13. Januar 2023Dr. Dierk Bredemeyer
EuGH, Beschluss vom 12.01.2023 - C-396/21
Ein Anspruch auf Preisminderung bei gebuchten Pauschalurlauben besteht möglicherweise, wenn Reisende durch staatliche Corona-Maßnahmen beeinträchtigt wurden, so der EuGH zur Auslegung der Pauschalreiserichtlinie. Dem Reiseveranstalter kommt hier grundsätzlich eine verschuldensunabhängige Haftung zu.
Im vorliegenden Fall hatten die Kläger im März 2020, zu Beginn der Corona-Pandemie, eine zweiwöchige Pauschalreise auf den Kanarischen Inseln bei einem deutschen Reiseunternehmer gebucht. Kurz nach Ankunft der Reisenden wurden auf den Kanarischen Inseln Maßnahmen zum Infektionsschutz umgesetzt, welche starke Einschränkungen für Touristen nach sich zogen und schließlich zu einer verpflichtenden vorzeitigen Abreise der Kläger nach bereits einer Woche führten. Es galt unter anderem eine allgemeine Ausgangssperre für Touristen und Strände wurden gesperrt. Auch die im Hotelaufenthalt enthaltenden Angebote wie das Animationsangebot oder die Nutzung des Pool-Bereichs wurden eingeschränkt oder gar eingestellt.
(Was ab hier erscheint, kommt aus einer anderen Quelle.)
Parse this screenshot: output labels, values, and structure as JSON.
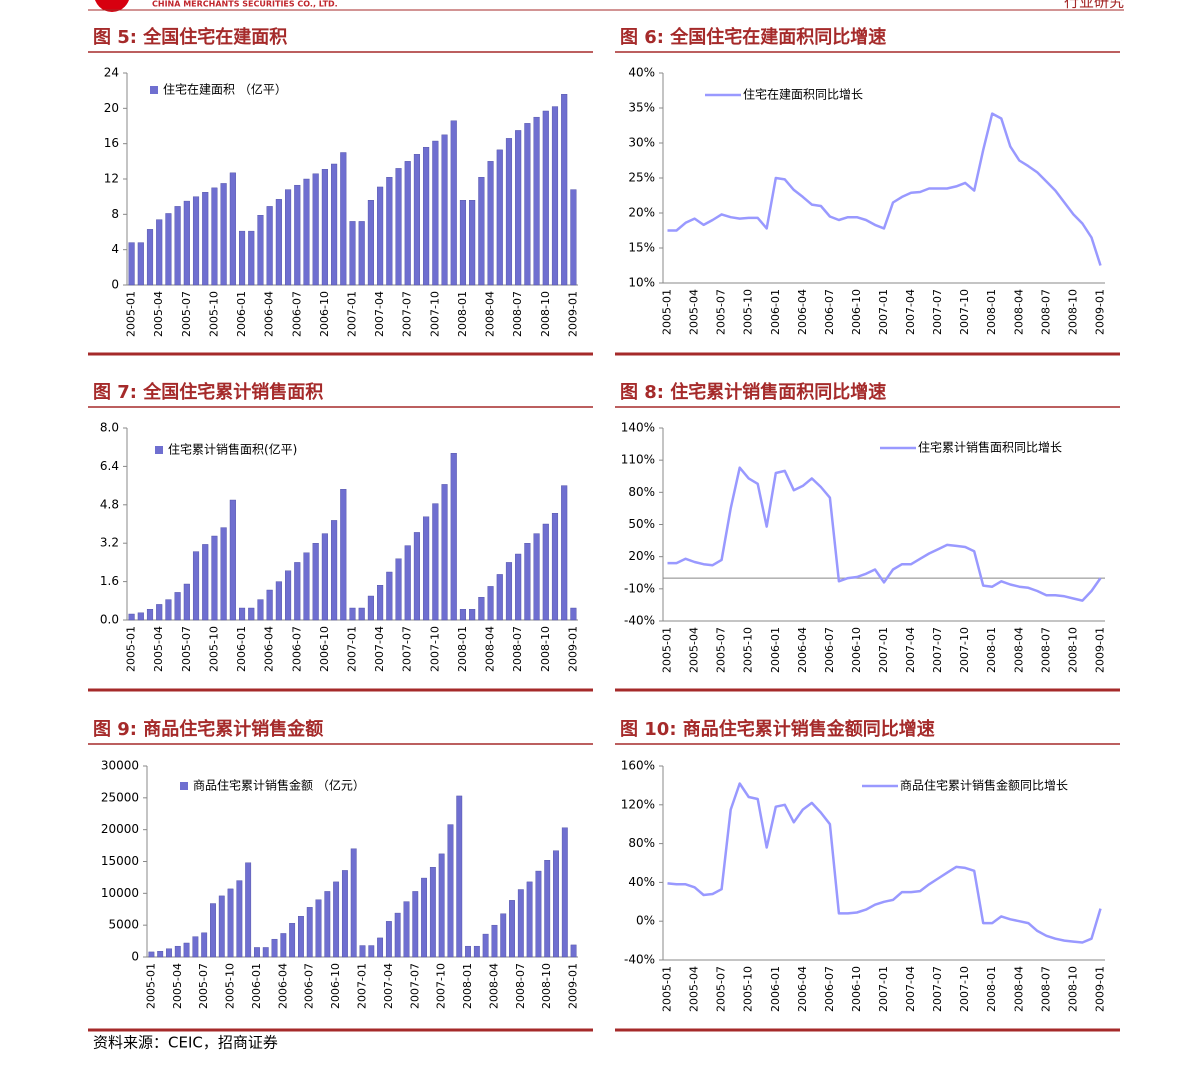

Daraufhin verlangten die Kläger eine Preisminderung von 70 Prozent gegenüber dem Reiseveranstalter. Dieser verweigerte dies aber mit der Begründung, er habe nicht für ein solches „allgemeines Lebensrisiko“ einzustehen. Die beiden Reisenden verklagten ihn daraufhin vor den deutschen Gerichten.
Erstinstanzliche wurde die Klage abgewiesen.
Grundsätzlich haben Reisende mach der Pauschalreiserichtlinie einen Anspruch auf eine angemessene Preisminderung für jeden Zeitraum, in dem eine Vertragswidrigkeit vorlag. Dieser Anspruch besteht allerdings nur dann, wenn der Reiseveranstalter nicht belegen kann, dass die Vertragswidrigkeit dem Reisenden selber zuzurechnen ist.
Im Berufungsverfahren vor dem LG München I musste nun die Frag geklärt werden, wem das Risiko der Pandemie aufzuerlegen ist: Fällt die Pandemie in den Haftungsbereich des Reiseveranstalters, oder ist sie Teil des „allgemeinen Lebensrisikos“, was die Haftung des Reiseveranstalters ausschließen würde? Als Auslegungsfrage einer europarechtlichen Richtlinie legte das LG diese Frage dem EuGH als Vorlagefrage vor.
Die Frage nach der Minderung ist, so der EuGH, nur davon abhängig, dass der Reiseveranstalter seine vertraglichen Pflichten nicht erfüllt hat. In Bezug auf die Preisminderung kommt dem Reiseveranstalter eine verschuldensunabhängige Haftung zu, wobei das Vertretenmüssen irrelevant ist. Warum die, von der Pauschalreise erfassten Leistungen wie Flüge, Unterkunft oder Mietwagen nicht oder nur mangelhaft erbracht werden konnten, spielt dabei also keine Rolle. Der Veranstalter muss haften und die Minderung gegen sich wirken lassen.
Einzige Einschränkung ist nur, dass dem Reisenden die Vertragswidrigkeit nicht selber zuzurechnen ist. Der EuGH stellte klar, dass das Risiko der Pandemie nicht in den Risikobereich des Reisenden, wenngleich die Einschränkungen auch am Wohnort des Reisenden sowie in anderen Ländern galten.
Nun liegt es am LG München I festzustellen, ob zum Beispiel die Sperrung des Pool, das Fehlen eines Animationsprogramms oder die Unmöglichkeit des Zugangs zum Strand oder von Ausflügen eine Nichterbringung oder mangelhafte Erbringung von Reiseleistungen sind. Der Gerichtshof wies dabei deutlich daraufhin, dass bei der Beurteilung der zu erbringenden Leistungen der Reiseveranstalter neben den ausdrücklichen, im Vertrag erwähnten Leistungen, auch diejenigen Leistungen berücksichtigt werden müssen, die damit zusammenhängen und sich aus dem Ziel des Vertrages ergeben.
Für die Minderung im konkreten Fall genügt jedoch die Tatsache, dass der Urlaub abgebrochen werden musste und den Urlaubern die angekündigten Unterhaltungsprogramme und Hotelangebote verwehrt wurden. Die Höhe der Minderung ist durch das LG festzustellen.